Firstly, when it comes to high-level mindreading, the emphasis on natural selection is a highly compelling (and widely accepted) evolutionary hypothesis: given the complexity of our mindreading abilities, adaptationist explanations of their evolution should loom large (see e.g. Cosmides and Tooby 1992; Pinker and Bloom 1990; Dawkins 1986). Furthermore, the particular adaptive scenario chosen here—i.e. the one that focuses on improved social interactions—is among the most plausible ones available, and also widely endorsed in the literature (see e.g. Byrne and Whiten 1988; Sterelny 2003). Lastly, as yet, no specific historical preconditions have been identified that might have fundamentally altered the workings of natural selection in this case. In short: even though (i) and (ii) cannot yet be considered fully corroborated, they do represent highly plausible hypotheses.

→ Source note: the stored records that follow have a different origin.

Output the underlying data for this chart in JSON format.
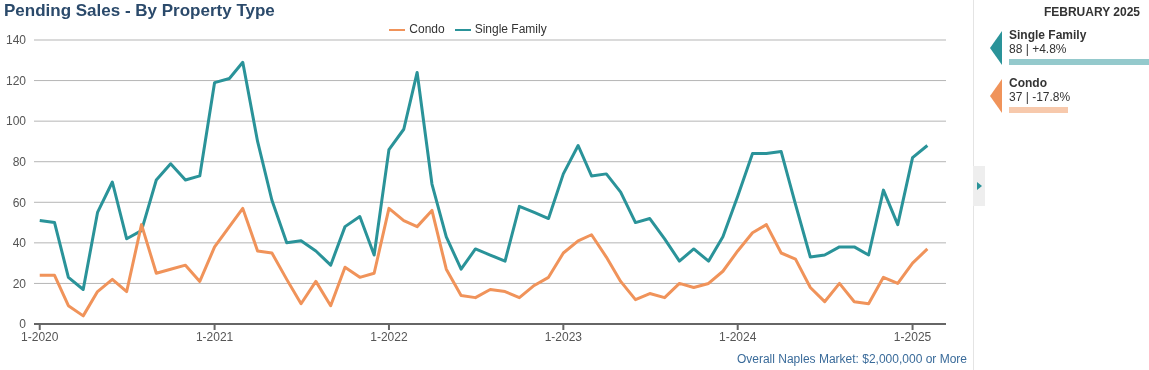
{
  "chart_data": {
    "type": "line",
    "title": "Pending Sales - By Property Type",
    "x": [
      "2020-01",
      "2020-02",
      "2020-03",
      "2020-04",
      "2020-05",
      "2020-06",
      "2020-07",
      "2020-08",
      "2020-09",
      "2020-10",
      "2020-11",
      "2020-12",
      "2021-01",
      "2021-02",
      "2021-03",
      "2021-04",
      "2021-05",
      "2021-06",
      "2021-07",
      "2021-08",
      "2021-09",
      "2021-10",
      "2021-11",
      "2021-12",
      "2022-01",
      "2022-02",
      "2022-03",
      "2022-04",
      "2022-05",
      "2022-06",
      "2022-07",
      "2022-08",
      "2022-09",
      "2022-10",
      "2022-11",
      "2022-12",
      "2023-01",
      "2023-02",
      "2023-03",
      "2023-04",
      "2023-05",
      "2023-06",
      "2023-07",
      "2023-08",
      "2023-09",
      "2023-10",
      "2023-11",
      "2023-12",
      "2024-01",
      "2024-02",
      "2024-03",
      "2024-04",
      "2024-05",
      "2024-06",
      "2024-07",
      "2024-08",
      "2024-09",
      "2024-10",
      "2024-11",
      "2024-12",
      "2025-01",
      "2025-02"
    ],
    "series": [
      {
        "name": "Single Family",
        "color": "#2a9399",
        "values": [
          51,
          50,
          23,
          17,
          55,
          70,
          42,
          46,
          71,
          79,
          71,
          73,
          119,
          121,
          129,
          90,
          61,
          40,
          41,
          36,
          29,
          48,
          53,
          34,
          86,
          96,
          124,
          69,
          43,
          27,
          37,
          34,
          31,
          58,
          55,
          52,
          74,
          88,
          73,
          74,
          65,
          50,
          52,
          42,
          31,
          37,
          31,
          43,
          63,
          84,
          84,
          85,
          59,
          33,
          34,
          38,
          38,
          34,
          66,
          49,
          82,
          88
        ]
      },
      {
        "name": "Condo",
        "color": "#f0935a",
        "values": [
          24,
          24,
          9,
          4,
          16,
          22,
          16,
          49,
          25,
          27,
          29,
          21,
          38,
          48,
          57,
          36,
          35,
          22,
          10,
          21,
          9,
          28,
          23,
          25,
          57,
          51,
          48,
          56,
          27,
          14,
          13,
          17,
          16,
          13,
          19,
          23,
          35,
          41,
          44,
          33,
          21,
          12,
          15,
          13,
          20,
          18,
          20,
          26,
          36,
          45,
          49,
          35,
          32,
          18,
          11,
          20,
          11,
          10,
          23,
          20,
          30,
          37
        ]
      }
    ],
    "xlim": [
      "2019-12-20",
      "2025-03-12"
    ],
    "xticks": [
      {
        "value": "2020-01",
        "label": "1-2020"
      },
      {
        "value": "2021-01",
        "label": "1-2021"
      },
      {
        "value": "2022-01",
        "label": "1-2022"
      },
      {
        "value": "2023-01",
        "label": "1-2023"
      },
      {
        "value": "2024-01",
        "label": "1-2024"
      },
      {
        "value": "2025-01",
        "label": "1-2025"
      }
    ],
    "ylim": [
      0,
      140
    ],
    "yticks": [
      0,
      20,
      40,
      60,
      80,
      100,
      120,
      140
    ],
    "grid": "y",
    "legend": "top",
    "marker": "none",
    "line_style": "solid",
    "annotations": [
      "FEBRUARY 2025",
      "88 | +4.8%",
      "37 | -17.8%",
      "Overall Naples Market: $2,000,000 or More"
    ]
  }
}
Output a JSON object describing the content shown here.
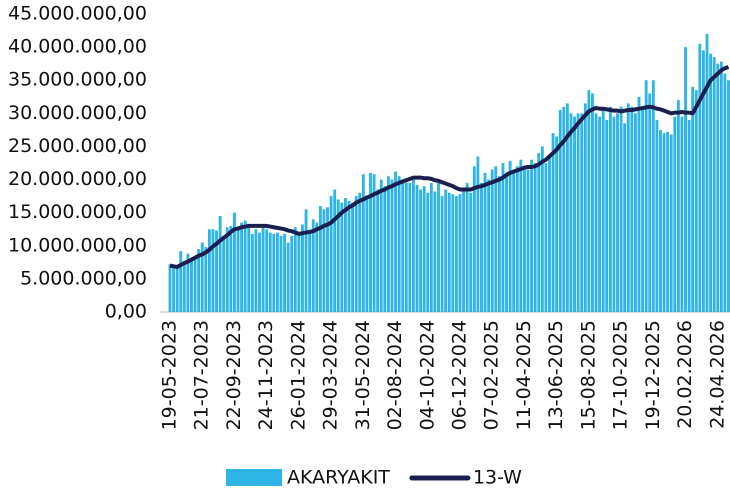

Secondly, arguments from natural selection like the one above can have evidential significance even in the absence of a full confirmation of the equivalents of (i) and (ii). While these arguments are not strong enough to force us to accept one theory or another, they are still strong enough to present evidence in favour of one theory over another—i.e. they can point to factors that tilt the balance of reasons towards one particular side (see also Sober and Wilson 1998; Schulz forthcoming). In particular, in the present context, this kind of argument can make clear that there are interesting and important considerations speaking in favour of information-poor mindreading. While it is not yet fully clear how important these considerations are, their existence must still be admitted to be relevant to the debate surrounding high-level mindreading—especially given the fact that other sources of evidence concerning this matter are quite ambiguous.

Finally, the argument given above is also useful for purely methodological (i.e. non-evidential) reasons: it can help make clearer what studies and investigations ought to be done in order to get more evidence about the nature of the mindreading mechanism. For example, the above makes clear that it would be beneficial for the resolution of the debate between information-rich and information-poor theories of mindreading to have (more) evidence concerning:

  1. 1.

    our ability to solve mindreading and decision/inference making problems in parallel.

  2. 2.

    the general possibility of embedding two systems in our minds in such a way that they are usable as backups, but that their inputs can still be kept strictly apart in the course of their normal operation.

  3. 3.

    the neural localisation of the high-level mindreading and the decision/inference making systems.

In this context, it is also important to note that it is in particular the above argument that brings out the importance of these tests. This does not mean that these tests could not also be derived in other ways (especially 1 and 3); the point is just that, without the above argument, it might have been much harder to see, firstly, that they are relevant here, and secondly, how they are relevant here.

5 Conclusion

I hope to have shown that, assuming high-level mindreading was the target of natural selection due to its leading to improved social interactions, there are good reasons for thinking that it is (at least partly) information-poor in nature. Specifically, I hope to have shown that the common argument that natural selection disfavours the mindreading processor from being distinct from the agent’s own reasoning systems is plausible—but also that matters here are much more complicated than is frequently supposed. In particular, I hope to have shown that it is also necessary to consider whether the costs of a potential duplication of this processor are balanced by potential benefits from parallel processing or the existence of backup systems. While this does not seem to have been the case, it remains true that it is only by taking these issues into account that the argument from simplicity can be made plausible at all. Finally, in this way, I also hope to have shown how evolutionary considerations can inform philosophical and psychological theorising more directly than by merely providing ‘just so stories’. Overall, therefore, while certainly not ending the dispute concerning the nature of high-level mindreading, the evolutionary argument presented here does present a step towards its resolution.